Speed and agility training should be another component of your off season training.  Today’s football matches are quicker than they have ever been, while endurance is definitely important faster players will beat you every time.  You may have better endurance than the guy on the opposing team but it doesn’t matter if he can get to the other end of the field faster than you.

Practice sprints from a standing start over a distance of roughly 30 yards.  Keep timing yourself, you should be able to do this in less than 5 seconds, while the pros can do it in about 4 seconds.  Power will come from your strength and your speed and if you want to be a formidable opponent the improve your speed and explosiveness.

You can improve your explosiveness with jump squats, push presses and plenty of plyometric exercises.  Plyometric exercises like box jumps, split lunge jumps and push presses should be part of your circuit training program.  Here is a video below to show you how plyometric exercises can help improve your explosiveness and overall fitness.

Flexibility in Football

Flexibility is far more important to playing soccer than you think.  If you maintain a healthy range of motion you can significantly reduce the number of injuries on the field.  However few players use the most effective methods of stretching or when to use them.  Most are still doing passive stretching before a workout when this actually does far more to diminish your performance than it does to improve it.  The best thing is to do a dynamic warm up, including lunges or squats, butt kicks and arm circles before you work out. To avoid injuries always hire a personal trainer. If you are a personal trainer looking for a job, go to Top Local Trainer and you can find many opportunities there. Good Luck!

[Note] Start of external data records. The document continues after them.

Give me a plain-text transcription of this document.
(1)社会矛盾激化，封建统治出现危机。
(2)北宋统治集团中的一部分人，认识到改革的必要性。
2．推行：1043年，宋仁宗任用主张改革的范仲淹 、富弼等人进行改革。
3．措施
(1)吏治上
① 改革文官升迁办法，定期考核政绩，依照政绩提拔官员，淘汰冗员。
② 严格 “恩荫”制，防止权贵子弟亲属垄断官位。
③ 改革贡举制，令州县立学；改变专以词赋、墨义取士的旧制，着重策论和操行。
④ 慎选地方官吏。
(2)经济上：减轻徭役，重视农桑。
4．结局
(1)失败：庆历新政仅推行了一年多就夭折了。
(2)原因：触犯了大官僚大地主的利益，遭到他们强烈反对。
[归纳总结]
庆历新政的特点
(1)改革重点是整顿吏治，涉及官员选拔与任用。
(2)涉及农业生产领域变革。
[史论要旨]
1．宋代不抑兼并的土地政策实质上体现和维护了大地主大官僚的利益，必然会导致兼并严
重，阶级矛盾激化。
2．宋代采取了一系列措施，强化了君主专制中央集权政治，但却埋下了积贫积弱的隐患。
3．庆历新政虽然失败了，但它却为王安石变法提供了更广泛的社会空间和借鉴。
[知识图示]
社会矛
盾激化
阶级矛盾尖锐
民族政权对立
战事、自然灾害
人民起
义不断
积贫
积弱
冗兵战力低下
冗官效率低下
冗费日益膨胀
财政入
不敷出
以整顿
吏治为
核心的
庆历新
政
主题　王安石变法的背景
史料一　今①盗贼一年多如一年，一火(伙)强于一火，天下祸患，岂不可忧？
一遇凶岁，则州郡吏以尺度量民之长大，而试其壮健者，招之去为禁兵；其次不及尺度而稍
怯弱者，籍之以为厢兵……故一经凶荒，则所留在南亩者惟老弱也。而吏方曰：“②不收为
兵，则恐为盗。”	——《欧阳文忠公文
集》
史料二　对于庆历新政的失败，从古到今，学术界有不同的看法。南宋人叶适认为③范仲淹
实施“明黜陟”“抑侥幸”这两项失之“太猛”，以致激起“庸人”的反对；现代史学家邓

Sports nutrition is an in-depth topic that needs it’s own blog post but suffice to say that eating for training is a different thing then eating to maintain your weight.  Talk with a nutritionist about the best diet for your performance.

Sports specific training is best if you work with a trainer and get a program that is catered to your individual needs.  Get a program based on both the sport you play and the position.  Don’t overlook off season training as a football player, follow in the footsteps of other sports players and improve your game throughout the year.

How to train like a footballer

Football players (soccer players) are not just good with the ball but they are extremely physically fit.

Have you ever seen Christiano Ronaldo’s  workout video, if not, click here. He pushes to the limit, without any excuses.


He spends hours in the gym each weak, pumping every muscle in his body and that’s what gives him the competitive edge over his opponents.  Lean body, a ridiculously low level amount of fat. All this helps an athlete to become stronger, faster, and decreases the chances of getting injured.

In this video you can see Christiano in action, where he is tested to the limits. Now when you see him play a whole 90 minutes without stopping you will know what’s behind all that power and strength.


Abs are very important for a football player. Strong abdominal helps a footballer to increase his speed and change of directing which is critical in high lever football matches.